On the upper edge of the paper is evidence that Bjarne Melgaard has ripped it out of a sketchbook, one page after another, within a relatively short time span. One pictorial idea followed the next, the white paper providing such a tempting stage for appearances by man, woman, dog, and so on. Something about this is odd, though; the drawings do not necessarily represent anything, but rather allow the motifs to appear. Drawing as performance. And through this approach, time enters the artist’s practice. Boredom and melancholy, self-exploration and futile wishes become visible without being expressly represented. In contrast to a diary, however, what now appears here is the usually invisible network of motivations and desires. A lot changes, but the core remains: a core whose despair, seriousness, and existential dimension is presented as a game of child-like innocence.
The flow of images is interrupted by two pieces. On one the word “STRENGTH” is written, on the other “TEMPERANCE.” Melgaard inserts these allegories into his cycle of figures as stopping points, following in the old iconographic tradition — in this case, executed in colored pencil. A female personification of the world appears, alluding to a conceptual space that is far-reaching. Even one of the preeminent Nordic goddesses, Freya, is referenced in the dog’s name. But what seems to offer the most help in this melancholic solitude are not the abstract ideas, but rather the imaginary conversation with the dog. Is the love of animals the only thing that ultimately remains? What Freya the dog is to Melgaard is what Andy Warhol’s cats were to him; even stylistically, both drawings are reminiscent of children’s books, in which the unlikely can become real.
Melgaard makes do with contours and crosshatching. Warhol, too, removed any handwriting-like quality from the drawings and focused on ornament. But both artists understand how to turn the seemingly amateurish and imitated into the personal, which becomes unmistakable. Unlike Warhol, Melgaard has a trace of art brut, an unruliness that simultaneously insists on deviation. This quality is most evident in the depiction of his bearded head. Its mixture of human and animalistic features, emphasized by the blackness of his rendering, establishes boundaries. Here, lines are crossed, to the danger of thinking and feeling. Not only time or the paper have holes; the motifs are also permeable.

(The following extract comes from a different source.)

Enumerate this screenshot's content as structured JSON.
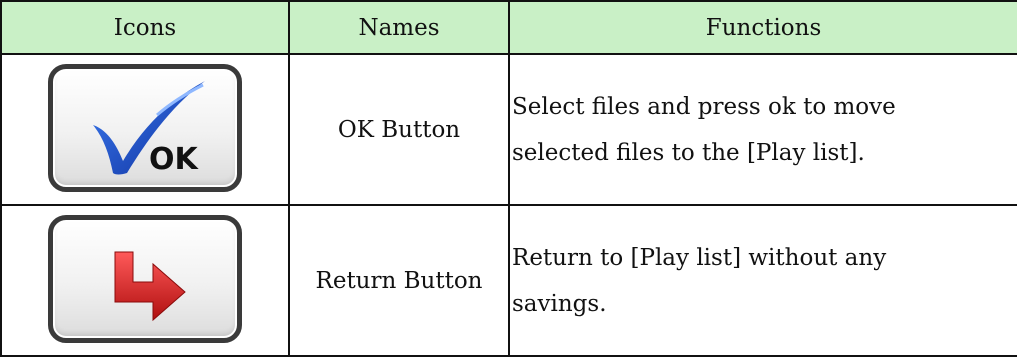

Translation: Wilhelm Werthern
Bjarne Melgaard (Norwegian) was born in 1967 in Sydney, Australia and lives and works in New York. In 2011 Bjarne Melgaard represented Norway in the Biennale di Venezia and has had numerous solo exhibitions in Museums, including the Astrup Fearnley Museum in Oslo, Munch Museum Oslo, as well as in the Whitney Biennial and the Biennial in Lyon. In 2016 the first comprehensive monograph of Bjarne Melgaard was published by Skira Rizzoli.
His work has entered the collections of numerous museums and collections, including the Museum of Contemporary Art (MOCA), Los Angeles, The Museum of Modern Art, New York, Moderna Museet, Stockholm, Munch Museum, Oslo, Stedelijk Museum, Amsterdam, KIASMA Museum of Contemporary Art, Helsinki, MARTa Herford Museum and the Rubell Family Collection, Miami.